Iodine was discovered in 1811 by accident along the western coast of France. It was found during a recovery procedure for sodium and potassium compounds from seaweeds that were washed ashore at high tides. Iodine is a solid nonmetal. In its pure state, it is a black solid. The crystals are easily sublimed into a violet vapour when heated. Iodine vapour has a pungent odour, is poisonous and is intensely irritating to the eyes, nose and throat.

Iodine occurs as the iodide ion, I-, in some mineral waters associated with oil wells. The iodide content of the sea water is very low, but it is concentrated by some sea-weeds and sponges. Another source of iodine is sodium iodate, NaIO3, which occurs as a minor constituent in "Chile saltpetre", NaNO3, which is found in dry areas in Chile.
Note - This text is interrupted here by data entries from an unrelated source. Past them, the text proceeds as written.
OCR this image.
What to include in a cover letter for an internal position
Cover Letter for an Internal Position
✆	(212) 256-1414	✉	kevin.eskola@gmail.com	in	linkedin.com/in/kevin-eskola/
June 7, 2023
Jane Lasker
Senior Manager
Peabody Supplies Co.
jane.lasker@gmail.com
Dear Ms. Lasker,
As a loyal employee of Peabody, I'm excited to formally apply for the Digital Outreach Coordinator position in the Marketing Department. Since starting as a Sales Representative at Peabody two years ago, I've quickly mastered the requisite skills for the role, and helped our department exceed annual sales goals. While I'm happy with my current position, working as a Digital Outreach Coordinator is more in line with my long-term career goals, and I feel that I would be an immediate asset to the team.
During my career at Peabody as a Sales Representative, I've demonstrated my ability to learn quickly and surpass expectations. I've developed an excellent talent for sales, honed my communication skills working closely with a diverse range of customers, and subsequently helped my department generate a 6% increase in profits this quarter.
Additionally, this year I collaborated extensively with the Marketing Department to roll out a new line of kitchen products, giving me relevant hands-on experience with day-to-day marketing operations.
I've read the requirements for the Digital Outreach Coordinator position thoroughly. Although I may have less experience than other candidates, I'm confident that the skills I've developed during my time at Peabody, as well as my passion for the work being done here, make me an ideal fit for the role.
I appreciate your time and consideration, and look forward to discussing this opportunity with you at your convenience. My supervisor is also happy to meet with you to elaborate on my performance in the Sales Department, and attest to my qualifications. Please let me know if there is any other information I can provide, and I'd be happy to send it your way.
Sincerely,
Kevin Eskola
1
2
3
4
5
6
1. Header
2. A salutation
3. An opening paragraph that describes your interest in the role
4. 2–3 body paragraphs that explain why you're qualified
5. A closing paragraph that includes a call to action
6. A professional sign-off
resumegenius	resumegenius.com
Iodine is used to treat cuts and scrapes on the skin. That substance is a tincture of iodine - a dilute mixture of alcohol and iodine. The human thyroid gland secretes an iodine-bearing hormone called thyroxin. The body needs iodine as an iodine deficiency causes thyroid trouble. Most table salt is now "iodized" to supplement the human diet. As well, iodine is found in seafood.

Radioactive iodine-131, 131I, is used in medical diagnosis to monitor and trace the flow of thyroxin from the thyroid gland.